It delivers results that are closer to "live" than Google's previous system, the company said.
Previously, Google would crawl a fraction of the Web each night, index it and push it out in its results. With Caffeine, as Google crawls the Web and finds new information, it indexes it immediately. "We process it immediately so we can serve it seconds later," said Matt Cutts, the head of Google's webspam team. He unveiled the news at the Search Marketing Expo in Seattle.
When Google started, it would update its index only every four months, he said. Around 2000, it started indexing every month in a process that took a week to 10 days. "The funny thing is, we didn't have enough capacity to update all our data centers at once," he said. That meant that people might get different results when searching for the same term if they were hitting different Google data centers.
Caffeine went live in the last week or so and is now being used in all Google data centers.

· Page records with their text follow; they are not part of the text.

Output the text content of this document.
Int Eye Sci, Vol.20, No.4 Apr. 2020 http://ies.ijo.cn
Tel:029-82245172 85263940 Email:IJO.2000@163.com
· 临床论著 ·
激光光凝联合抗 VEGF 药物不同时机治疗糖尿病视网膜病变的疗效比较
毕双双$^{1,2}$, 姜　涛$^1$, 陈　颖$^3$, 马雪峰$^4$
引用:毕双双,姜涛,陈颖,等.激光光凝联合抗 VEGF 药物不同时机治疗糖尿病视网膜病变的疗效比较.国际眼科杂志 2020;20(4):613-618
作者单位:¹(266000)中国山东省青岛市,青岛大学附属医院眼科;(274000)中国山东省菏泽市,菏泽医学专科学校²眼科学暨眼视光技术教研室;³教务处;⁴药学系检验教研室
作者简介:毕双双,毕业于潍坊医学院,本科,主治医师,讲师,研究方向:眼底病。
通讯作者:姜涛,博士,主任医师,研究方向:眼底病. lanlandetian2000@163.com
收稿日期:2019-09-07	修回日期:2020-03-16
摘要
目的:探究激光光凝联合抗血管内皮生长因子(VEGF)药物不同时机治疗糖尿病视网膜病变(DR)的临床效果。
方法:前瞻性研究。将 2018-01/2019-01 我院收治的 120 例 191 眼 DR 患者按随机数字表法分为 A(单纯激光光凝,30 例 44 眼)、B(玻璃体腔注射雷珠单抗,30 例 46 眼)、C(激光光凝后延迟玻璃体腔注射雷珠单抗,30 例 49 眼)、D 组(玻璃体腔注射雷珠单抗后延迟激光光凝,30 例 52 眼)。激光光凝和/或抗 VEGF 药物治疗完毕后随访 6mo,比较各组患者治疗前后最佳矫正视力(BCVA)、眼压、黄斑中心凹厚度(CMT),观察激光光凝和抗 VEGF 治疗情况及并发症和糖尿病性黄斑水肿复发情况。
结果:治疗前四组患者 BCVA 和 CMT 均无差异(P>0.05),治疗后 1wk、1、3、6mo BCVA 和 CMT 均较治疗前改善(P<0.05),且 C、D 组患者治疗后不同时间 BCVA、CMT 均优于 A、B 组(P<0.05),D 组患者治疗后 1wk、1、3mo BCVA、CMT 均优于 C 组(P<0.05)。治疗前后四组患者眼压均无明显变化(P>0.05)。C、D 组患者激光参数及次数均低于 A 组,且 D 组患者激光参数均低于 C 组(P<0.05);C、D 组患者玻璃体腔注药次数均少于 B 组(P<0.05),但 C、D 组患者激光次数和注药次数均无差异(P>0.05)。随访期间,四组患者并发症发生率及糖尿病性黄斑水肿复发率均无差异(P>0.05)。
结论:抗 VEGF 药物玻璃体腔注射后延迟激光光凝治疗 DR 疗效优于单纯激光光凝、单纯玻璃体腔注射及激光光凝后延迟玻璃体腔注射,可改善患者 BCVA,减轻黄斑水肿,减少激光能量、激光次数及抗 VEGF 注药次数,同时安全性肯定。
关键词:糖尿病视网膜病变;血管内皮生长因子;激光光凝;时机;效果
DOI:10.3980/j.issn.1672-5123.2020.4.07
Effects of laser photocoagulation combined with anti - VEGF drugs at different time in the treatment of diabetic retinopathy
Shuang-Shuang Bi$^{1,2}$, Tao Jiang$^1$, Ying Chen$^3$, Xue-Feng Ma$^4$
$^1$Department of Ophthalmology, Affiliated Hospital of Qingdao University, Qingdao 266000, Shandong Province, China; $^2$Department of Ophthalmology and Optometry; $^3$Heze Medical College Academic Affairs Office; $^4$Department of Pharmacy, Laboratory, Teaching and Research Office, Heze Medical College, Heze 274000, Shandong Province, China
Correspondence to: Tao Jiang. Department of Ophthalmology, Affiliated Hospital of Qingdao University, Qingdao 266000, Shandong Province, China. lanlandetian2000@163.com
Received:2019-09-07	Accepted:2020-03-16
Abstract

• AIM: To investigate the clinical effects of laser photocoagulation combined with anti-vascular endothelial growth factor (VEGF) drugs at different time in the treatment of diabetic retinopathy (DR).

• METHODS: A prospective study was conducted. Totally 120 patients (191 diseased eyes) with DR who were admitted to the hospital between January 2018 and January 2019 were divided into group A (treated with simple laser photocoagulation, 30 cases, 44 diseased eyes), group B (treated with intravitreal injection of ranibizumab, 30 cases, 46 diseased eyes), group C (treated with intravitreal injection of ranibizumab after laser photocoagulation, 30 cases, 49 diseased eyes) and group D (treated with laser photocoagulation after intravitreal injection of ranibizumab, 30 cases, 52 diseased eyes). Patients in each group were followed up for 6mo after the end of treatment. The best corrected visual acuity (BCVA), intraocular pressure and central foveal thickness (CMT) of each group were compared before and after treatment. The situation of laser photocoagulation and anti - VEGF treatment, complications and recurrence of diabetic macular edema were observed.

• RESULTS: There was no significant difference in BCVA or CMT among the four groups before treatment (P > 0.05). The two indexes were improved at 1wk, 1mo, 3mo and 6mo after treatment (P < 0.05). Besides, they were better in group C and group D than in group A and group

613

Caffeine provides 50 percent fresher results for web searches than their last index, and it's the largest collection of web content thy have ever offered. Whether it's a news story, a blog or a forum post, you can now find links to relevant content much sooner after it is published than was possible ever before.
In addition to serving "fresher" results, Caffeine "massively increases our ability to scale up," Cutts said. The company will be able to index many more documents -- "on the order of 100 petabytes," he said.
Caffeine adds new information at a rate of hundreds of thousands of gigabytes per day, Google said in a blog post.
The progression in how Google does its indexing mirrors how people increasingly expect to find the very latest information online. Google noticed that after the Sept. 11 attacks on the U.S., when people were looking for the most up-to-the-minute information possible, Cutts said.